Personal information
- Full name: James B. Rilatt
- Date of birth: 1963 (age 62–63)
- Place of birth: Portland, Oregon, U.S.

Youth career
- Years: Team
- University of Portland

Managerial career
- Warner Pacific College (assistant)
- 1991: Lewis & Clark College
- 1992: Willamette University (women)
- 2006–2008: Pacific University (assistant)
- 2007–2010: Portland Timbers (assistant)
- 2009–2016: Portland Timbers U23s

= Jim Rilatt =

American soccer coach (born 1963)

Jim Rilatt (born 1963) is an American soccer coach who was the former head coach of the Portland Timbers U23's in the USL Premier Development League (PDL). In 2010, after an undefeated season in which the U23's won the PDL title, he was named PDL Coach of the Year.

==Career==
Rilatt has over 20 years of experience coaching soccer in the Portland, Oregon area at the youth, high school, college and professional levels.
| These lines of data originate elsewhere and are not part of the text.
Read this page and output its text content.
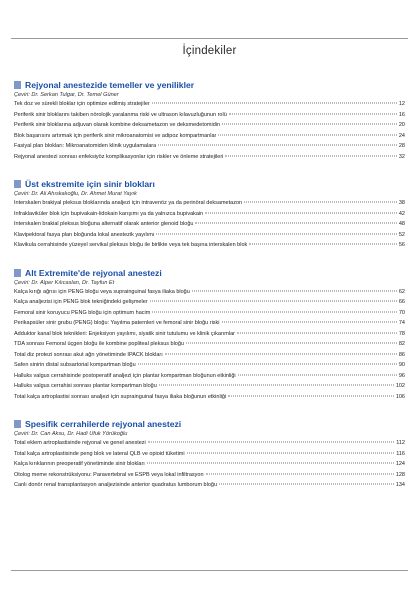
İçindekiler
Rejyonal anestezide temeller ve yenilikler
Çeviri: Dr. Serkan Tulgar, Dr. Temel Güner
Tek doz ve sürekli bloklar için optimize edilmiş stratejiler	12
Periferik sinir bloklarını takiben nörolojik yaralanma riski ve ultrason kılavuzluğunun rolü	16
Periferik sinir bloklarına adjuvan olarak kombine deksametazon ve deksmedetomidin	20
Blok başarısını artırmak için periferik sinir mikroanatomisi ve adipoz kompartmanlar	24
Fasiyal plan blokları: Mikroanatomiden klinik uygulamalara	28
Rejyonal anestezi sonrası enfeksiyöz komplikasyonlar için riskler ve önleme stratejileri	32
Üst ekstremite için sinir blokları
Çeviri: Dr. Ali Ahıskalıoğlu, Dr. Ahmet Murat Yayık
İnterskalen brakiyal pleksus bloklarında analjezi için intravenöz ya da perinöral deksametazon	38
İnfraklaviküler blok için bupivakain-lidokain karışımı ya da yalnızca bupivakain	42
İnterskalen brakial pleksus bloğuna alternatif olarak anterior glenoid bloğu	48
Klavipektoral fasya plan bloğunda lokal anestezik yayılımı	52
Klavikula cerrahisinde yüzeyel servikal pleksus bloğu ile birlikte veya tek başına interskalen blok	56
Alt Extremite'de rejyonal anestezi
Çeviri: Dr. Alper Kılıcaslan, Dr. Tayfun Et
Kalça kırığı ağrısı için PENG bloğu veya suprainguinal fasya iliaka bloğu	62
Kalça analjezisi için PENG blok tekniğindeki gelişmeler	66
Femoral sinir koruyucu PENG bloğu için optimum hacim	70
Perikapsüler sinir grubu (PENG) bloğu: Yayılma paternleri ve femoral sinir bloğu riski	74
Adduktor kanal blok teknikleri: Enjeksiyon yayılımı, siyatik sinir tutulumu ve klinik çıkarımlar	78
TDA sonrası Femoral üçgen bloğu ile kombine popliteal pleksus bloğu	82
Total diz protezi sonrası akut ağrı yönetiminde IPACK blokları	86
Safen sinirin distal subsartorial kompartman bloğu	90
Halluks valgus cerrahisinde postoperatif analjezi için plantar kompartman bloğunun etkinliği	96
Halluks valgus cerrahisi sonrası plantar kompartman bloğu	102
Total kalça artroplastisi sonrası analjezi için suprainguinal fasya iliaka bloğunun etkinliği	106
Spesifik cerrahilerde rejyonal anestezi
Çeviri: Dr. Can Aksu, Dr. Hadi Ufuk Yörükoğlu
Total eklem artroplastisinde rejyonal ve genel anestezi	112
Total kalça artroplastisinde peng blok ve lateral QLB ve opioid tüketimi	116
Kalça kırıklarının preoperatif yönetiminde sinir blokları	124
Otolog meme rekonstrüksiyonu: Paravertebral ve ESPB veya lokal infiltrasyon	128
Canlı donör renal transplantasyon analjezisinde anterior quadratus lumborum bloğu	134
In his 14 years coaching high school soccer, Rilatt was named Mount Hood Conference Coach of the Year five times.

As assistant coach for Warner Pacific College, Rilatt helped the Knights to two NAIA District II national titles. In 1991, he served as head coach for Lewis & Clark College and was the head coach of the women's team at Willamette University the following year.

Rilatt served as a coach, Associate Director and then Director of Coaching for F.C. Portland Soccer Academy for 13 years, coaching teams to fifteen Oregon Youth Soccer Association titles and one United States Youth Soccer Association national title in 1994.
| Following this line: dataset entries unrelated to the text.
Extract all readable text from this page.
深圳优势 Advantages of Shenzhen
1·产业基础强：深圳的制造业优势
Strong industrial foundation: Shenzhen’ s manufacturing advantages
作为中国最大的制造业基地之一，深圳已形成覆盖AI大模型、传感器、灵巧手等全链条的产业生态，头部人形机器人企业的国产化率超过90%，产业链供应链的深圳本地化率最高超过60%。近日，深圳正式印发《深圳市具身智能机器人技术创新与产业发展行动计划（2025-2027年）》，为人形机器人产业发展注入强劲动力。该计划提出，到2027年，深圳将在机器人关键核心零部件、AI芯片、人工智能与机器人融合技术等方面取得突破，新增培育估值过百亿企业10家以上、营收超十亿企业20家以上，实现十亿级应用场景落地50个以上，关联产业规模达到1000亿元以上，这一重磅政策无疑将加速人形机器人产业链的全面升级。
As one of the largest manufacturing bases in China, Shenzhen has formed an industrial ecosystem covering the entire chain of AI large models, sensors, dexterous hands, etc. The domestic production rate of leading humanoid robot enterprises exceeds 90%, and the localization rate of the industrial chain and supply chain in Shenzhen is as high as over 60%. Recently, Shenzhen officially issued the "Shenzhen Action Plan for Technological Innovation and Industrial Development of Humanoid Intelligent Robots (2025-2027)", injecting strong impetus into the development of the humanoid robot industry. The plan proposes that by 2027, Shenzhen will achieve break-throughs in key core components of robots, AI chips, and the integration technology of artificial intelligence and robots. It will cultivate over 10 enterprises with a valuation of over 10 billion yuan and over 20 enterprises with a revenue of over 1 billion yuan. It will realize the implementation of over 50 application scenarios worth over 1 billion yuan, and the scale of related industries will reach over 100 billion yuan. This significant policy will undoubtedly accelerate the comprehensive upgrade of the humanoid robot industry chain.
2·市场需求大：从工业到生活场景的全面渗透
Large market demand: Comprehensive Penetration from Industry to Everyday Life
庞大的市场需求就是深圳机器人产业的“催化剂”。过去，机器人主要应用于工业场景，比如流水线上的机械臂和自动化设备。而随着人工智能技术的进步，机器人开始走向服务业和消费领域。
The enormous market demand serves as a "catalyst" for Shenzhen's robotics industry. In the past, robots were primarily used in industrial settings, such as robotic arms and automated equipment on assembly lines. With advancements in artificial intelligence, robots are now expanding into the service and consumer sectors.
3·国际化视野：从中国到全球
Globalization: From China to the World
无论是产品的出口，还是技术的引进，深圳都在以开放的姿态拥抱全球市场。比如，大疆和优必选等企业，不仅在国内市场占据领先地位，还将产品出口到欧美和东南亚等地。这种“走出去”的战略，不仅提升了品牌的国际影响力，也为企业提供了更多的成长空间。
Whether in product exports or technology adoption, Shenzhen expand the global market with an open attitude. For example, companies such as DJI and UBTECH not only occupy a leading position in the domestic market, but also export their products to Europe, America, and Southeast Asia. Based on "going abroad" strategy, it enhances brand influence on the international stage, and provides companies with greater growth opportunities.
In 2006, Rilatt was hired as an assistant coach at Pacific University under head coach Jim Brazeau and helped the Boxers recover from their worst-ever season in 2005. After his first year of coaching duties at Pacific, both Rilatt and Brazeau were added to the coaching staff of the Portland Timbers of the USL First Division.

Rilatt continued to coach youth soccer with Lake Oswego Soccer Club before being hired in 2009 as Director of Coaching for youth club EastSide United FC where Portland Timbers General Manager Gavin Wilkinson serves as Technical Director.

In 2009, Rilatt was named the inaugural head coach of the Portland Timbers U23's of the PDL, a developmental squad for the Portland Timbers. He was named PDL Coach of the Year in 2010 after leading the club during its unblemished (20-0-0) run to the PDL title.